Welle Donker, F., van Loenen, B., & Bregt, A. K. “Open Data and Beyond.” ISPRS International Journal of Geo-Information, 5(4). 2016. http://bit.ly/22YtugY.

  • This research has developed a monitoring framework to assess the effects of open (private) data using a case study of a Dutch energy network administrator Liander.
  • Focusing on the potential impacts of open private energy data – beyond ‘smart disclosure’ where citizens are given information only about their own energy usage – the authors identify three attainable strategic goals:
    • Continuously optimize performance on services, security of supply, and costs;
    • Improve management of energy flows and insight into energy consumption;
    • Help customers save energy and switch over to renewable energy sources.
  • The authors propose a seven-step framework for assessing the impacts of Liander data, in particular, and open private data more generally:
    • Develop a performance framework to describe what the program is about, description of the organization’s mission and strategic goals;
    • Identify the most important elements, or key performance areas which are most critical to understanding and assessing your program’s success;
    • Select the most appropriate performance measures;
    • Determine the gaps between what information you need and what is available;
    • Develop and implement a measurement strategy to address the gaps;
    • Develop a performance report which highlights what you have accomplished and what you have learned;
    • Learn from your experiences and refine your approach as required.
  • While the authors note that the true impacts of this open private data will likely not come into view in the short term, they argue that, “Liander has successfully demonstrated that private energy companies can release open data, and has successfully championed the other Dutch network administrators to follow suit.”

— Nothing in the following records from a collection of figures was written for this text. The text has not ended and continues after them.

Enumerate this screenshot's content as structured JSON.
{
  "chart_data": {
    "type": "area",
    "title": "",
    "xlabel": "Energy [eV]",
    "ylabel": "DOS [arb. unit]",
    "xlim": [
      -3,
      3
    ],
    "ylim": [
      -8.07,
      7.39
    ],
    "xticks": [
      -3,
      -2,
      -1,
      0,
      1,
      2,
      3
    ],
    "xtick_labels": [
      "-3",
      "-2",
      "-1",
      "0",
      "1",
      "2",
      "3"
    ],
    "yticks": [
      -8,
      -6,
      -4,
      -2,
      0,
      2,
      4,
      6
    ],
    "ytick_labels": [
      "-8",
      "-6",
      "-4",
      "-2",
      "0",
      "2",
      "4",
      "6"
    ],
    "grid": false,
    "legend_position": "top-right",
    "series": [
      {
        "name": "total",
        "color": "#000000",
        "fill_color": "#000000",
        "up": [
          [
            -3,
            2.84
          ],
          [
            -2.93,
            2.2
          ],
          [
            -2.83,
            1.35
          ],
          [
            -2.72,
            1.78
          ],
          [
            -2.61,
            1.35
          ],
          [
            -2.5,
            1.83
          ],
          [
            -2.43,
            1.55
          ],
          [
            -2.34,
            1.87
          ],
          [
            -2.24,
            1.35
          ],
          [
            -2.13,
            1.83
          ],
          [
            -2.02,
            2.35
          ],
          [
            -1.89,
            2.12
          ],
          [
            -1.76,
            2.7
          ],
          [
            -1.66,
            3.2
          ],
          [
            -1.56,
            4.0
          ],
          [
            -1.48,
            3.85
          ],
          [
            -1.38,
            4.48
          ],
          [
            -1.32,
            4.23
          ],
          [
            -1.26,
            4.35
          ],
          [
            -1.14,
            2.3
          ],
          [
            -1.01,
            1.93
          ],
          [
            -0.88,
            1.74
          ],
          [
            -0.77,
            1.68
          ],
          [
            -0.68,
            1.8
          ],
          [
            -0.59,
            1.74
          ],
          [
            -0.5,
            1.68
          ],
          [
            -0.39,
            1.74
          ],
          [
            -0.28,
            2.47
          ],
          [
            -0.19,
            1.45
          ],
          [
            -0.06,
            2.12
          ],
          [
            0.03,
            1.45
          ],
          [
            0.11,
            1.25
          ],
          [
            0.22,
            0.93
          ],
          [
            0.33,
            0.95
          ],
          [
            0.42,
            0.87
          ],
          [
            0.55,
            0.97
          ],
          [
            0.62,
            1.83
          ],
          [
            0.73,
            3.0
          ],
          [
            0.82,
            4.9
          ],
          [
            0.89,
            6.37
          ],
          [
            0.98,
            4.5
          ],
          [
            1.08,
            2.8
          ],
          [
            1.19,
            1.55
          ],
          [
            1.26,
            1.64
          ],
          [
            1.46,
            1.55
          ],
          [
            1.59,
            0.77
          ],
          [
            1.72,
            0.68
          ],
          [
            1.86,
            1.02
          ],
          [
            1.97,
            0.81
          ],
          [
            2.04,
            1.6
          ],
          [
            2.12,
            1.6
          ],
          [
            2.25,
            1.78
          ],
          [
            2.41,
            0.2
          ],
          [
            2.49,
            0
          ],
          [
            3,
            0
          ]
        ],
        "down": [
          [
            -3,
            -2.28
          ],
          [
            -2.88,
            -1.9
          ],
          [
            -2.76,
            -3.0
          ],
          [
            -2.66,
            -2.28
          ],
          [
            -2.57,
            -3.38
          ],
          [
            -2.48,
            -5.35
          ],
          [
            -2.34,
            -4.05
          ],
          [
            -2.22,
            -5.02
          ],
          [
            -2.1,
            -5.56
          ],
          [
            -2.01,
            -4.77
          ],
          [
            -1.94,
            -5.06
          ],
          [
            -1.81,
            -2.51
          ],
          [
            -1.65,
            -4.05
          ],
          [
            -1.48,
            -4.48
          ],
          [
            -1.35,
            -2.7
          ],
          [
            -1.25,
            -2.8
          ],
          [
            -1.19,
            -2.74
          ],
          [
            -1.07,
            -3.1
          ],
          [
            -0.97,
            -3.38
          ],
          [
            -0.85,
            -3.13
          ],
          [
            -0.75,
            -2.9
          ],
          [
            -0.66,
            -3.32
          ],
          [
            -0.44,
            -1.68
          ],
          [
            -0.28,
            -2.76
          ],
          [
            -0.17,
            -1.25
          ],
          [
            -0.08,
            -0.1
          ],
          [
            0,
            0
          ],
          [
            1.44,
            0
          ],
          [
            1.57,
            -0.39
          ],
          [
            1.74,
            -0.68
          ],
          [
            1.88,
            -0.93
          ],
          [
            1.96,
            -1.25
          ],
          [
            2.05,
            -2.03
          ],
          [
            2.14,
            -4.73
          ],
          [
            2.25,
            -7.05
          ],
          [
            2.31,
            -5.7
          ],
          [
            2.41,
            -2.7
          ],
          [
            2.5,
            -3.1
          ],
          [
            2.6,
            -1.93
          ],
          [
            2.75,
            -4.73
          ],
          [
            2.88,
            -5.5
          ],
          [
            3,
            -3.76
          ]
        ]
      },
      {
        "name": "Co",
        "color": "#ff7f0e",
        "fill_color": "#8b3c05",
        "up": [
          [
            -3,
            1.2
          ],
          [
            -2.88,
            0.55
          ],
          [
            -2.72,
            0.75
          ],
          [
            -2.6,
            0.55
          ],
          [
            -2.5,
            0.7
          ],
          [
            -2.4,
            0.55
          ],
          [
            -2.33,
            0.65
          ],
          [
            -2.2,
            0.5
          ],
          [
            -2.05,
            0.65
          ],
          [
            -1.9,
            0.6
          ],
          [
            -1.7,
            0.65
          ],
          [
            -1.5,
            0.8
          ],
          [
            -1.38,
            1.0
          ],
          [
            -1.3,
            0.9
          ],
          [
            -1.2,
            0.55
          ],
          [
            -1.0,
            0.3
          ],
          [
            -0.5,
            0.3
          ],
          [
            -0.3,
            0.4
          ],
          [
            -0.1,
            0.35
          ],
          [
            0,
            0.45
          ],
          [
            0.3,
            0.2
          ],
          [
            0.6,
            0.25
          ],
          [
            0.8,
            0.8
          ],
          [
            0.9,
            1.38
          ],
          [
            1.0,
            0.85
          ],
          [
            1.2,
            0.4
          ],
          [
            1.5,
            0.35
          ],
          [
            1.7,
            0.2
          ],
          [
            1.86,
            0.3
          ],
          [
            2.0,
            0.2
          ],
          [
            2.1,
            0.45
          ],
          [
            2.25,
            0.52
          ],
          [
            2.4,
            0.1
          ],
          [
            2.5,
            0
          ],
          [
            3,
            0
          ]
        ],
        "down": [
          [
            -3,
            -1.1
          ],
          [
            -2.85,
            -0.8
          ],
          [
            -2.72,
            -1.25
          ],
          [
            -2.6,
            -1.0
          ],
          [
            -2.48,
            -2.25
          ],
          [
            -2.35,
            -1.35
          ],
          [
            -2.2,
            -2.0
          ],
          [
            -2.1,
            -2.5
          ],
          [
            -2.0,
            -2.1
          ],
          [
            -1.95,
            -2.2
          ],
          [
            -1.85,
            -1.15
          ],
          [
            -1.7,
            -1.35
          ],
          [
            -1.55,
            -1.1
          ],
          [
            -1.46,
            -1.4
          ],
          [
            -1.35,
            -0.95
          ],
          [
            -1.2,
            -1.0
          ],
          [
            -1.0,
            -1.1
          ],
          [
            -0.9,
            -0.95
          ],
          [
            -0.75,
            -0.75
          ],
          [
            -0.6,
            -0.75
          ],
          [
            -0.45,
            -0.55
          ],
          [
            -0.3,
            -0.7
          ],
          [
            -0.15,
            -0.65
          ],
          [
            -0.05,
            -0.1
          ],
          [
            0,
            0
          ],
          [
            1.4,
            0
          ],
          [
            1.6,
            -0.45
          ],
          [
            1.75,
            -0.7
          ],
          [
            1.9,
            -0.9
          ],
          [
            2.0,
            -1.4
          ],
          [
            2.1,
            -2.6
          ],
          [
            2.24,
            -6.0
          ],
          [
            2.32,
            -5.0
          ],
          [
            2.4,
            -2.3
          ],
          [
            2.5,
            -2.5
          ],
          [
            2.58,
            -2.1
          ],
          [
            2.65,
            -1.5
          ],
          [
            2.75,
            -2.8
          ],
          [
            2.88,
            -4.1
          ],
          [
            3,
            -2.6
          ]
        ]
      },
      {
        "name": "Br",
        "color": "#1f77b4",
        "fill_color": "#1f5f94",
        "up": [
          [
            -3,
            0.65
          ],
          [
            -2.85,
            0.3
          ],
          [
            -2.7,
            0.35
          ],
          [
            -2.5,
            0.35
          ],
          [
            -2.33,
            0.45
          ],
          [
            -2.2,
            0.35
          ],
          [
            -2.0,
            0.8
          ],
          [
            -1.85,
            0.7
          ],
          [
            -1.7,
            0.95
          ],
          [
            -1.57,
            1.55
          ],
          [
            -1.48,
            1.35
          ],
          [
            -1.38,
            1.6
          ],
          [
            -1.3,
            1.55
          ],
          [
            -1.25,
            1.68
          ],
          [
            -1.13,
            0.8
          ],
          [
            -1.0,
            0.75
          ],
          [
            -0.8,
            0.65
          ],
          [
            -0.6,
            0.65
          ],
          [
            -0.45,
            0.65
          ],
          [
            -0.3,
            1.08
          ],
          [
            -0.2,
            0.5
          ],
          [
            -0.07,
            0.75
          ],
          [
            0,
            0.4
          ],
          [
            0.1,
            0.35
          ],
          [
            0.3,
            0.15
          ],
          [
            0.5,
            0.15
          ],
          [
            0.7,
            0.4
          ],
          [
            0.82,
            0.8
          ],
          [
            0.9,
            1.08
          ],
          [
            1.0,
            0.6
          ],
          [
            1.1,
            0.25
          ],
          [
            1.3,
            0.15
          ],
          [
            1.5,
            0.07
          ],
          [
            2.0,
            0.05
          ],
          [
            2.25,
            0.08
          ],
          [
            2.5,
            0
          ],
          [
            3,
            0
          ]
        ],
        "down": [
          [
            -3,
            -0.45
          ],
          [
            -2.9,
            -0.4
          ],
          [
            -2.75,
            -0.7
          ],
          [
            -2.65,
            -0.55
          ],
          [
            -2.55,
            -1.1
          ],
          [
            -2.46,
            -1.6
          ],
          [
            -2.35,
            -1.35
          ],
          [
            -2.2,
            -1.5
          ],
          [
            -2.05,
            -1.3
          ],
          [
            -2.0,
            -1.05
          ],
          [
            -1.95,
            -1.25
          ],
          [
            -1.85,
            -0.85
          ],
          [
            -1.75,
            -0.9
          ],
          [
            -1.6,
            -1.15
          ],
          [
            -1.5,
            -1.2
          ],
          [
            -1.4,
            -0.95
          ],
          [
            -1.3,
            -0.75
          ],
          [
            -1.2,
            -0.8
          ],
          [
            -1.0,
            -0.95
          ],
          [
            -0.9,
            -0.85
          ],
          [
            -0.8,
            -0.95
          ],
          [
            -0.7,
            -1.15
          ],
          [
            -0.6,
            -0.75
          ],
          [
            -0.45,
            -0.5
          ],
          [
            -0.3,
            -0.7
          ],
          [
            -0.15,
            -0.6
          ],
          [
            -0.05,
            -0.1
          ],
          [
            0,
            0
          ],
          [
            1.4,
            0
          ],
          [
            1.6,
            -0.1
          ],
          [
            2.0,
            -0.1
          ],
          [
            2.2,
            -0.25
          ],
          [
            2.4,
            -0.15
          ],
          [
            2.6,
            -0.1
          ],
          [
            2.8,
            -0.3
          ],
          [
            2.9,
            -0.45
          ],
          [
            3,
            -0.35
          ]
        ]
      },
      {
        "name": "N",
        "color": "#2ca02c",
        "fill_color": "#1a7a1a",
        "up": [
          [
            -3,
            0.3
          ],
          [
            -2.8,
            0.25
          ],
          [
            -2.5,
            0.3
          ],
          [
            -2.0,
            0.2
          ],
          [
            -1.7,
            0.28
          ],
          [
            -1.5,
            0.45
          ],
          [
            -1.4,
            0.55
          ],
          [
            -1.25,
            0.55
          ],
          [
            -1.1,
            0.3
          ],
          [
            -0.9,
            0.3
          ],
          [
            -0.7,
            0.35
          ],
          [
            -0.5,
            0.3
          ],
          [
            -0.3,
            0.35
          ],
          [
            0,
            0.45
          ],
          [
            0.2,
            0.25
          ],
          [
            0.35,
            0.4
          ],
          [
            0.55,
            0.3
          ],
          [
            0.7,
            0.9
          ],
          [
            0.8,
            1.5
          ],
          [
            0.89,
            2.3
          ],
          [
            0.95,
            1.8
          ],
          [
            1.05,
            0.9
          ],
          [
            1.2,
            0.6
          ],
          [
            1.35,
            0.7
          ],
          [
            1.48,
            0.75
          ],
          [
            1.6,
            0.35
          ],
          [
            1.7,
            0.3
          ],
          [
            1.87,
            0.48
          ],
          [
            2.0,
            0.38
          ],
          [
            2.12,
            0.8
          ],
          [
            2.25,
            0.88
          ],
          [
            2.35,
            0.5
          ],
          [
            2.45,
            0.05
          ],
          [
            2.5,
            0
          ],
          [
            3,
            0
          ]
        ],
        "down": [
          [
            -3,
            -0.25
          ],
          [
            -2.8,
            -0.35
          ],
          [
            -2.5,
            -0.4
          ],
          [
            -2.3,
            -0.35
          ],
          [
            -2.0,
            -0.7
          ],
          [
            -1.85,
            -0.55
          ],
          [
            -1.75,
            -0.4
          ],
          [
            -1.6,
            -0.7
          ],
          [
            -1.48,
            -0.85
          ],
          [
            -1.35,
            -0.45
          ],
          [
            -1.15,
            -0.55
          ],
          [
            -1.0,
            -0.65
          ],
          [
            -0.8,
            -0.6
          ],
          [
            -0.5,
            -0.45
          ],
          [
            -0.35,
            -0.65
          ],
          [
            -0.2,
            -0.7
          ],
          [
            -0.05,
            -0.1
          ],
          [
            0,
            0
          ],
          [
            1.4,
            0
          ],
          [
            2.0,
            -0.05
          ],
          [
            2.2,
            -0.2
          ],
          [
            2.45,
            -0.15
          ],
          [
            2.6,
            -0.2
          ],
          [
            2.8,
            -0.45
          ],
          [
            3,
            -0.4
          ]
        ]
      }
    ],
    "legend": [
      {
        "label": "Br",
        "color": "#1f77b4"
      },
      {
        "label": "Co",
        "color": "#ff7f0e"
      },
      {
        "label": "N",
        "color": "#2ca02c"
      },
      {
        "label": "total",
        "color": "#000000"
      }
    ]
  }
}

World Economic Forum, 2015. “Data-driven development: pathways for progress.” Geneva: World Economic Forum. http://bit.ly/1JOBS8u

  • This report captures an overview of the existing data deficit and the value and impact of big data for sustainable development.
  • The authors of the report focus on four main priorities towards a sustainable data revolution: commercial incentives and trusted agreements with public- and private-sector actors; the development of shared policy frameworks, legal protections and impact assessments; capacity building activities at the institutional, community, local and individual level; and lastly, recognizing individuals as both produces and consumers of data.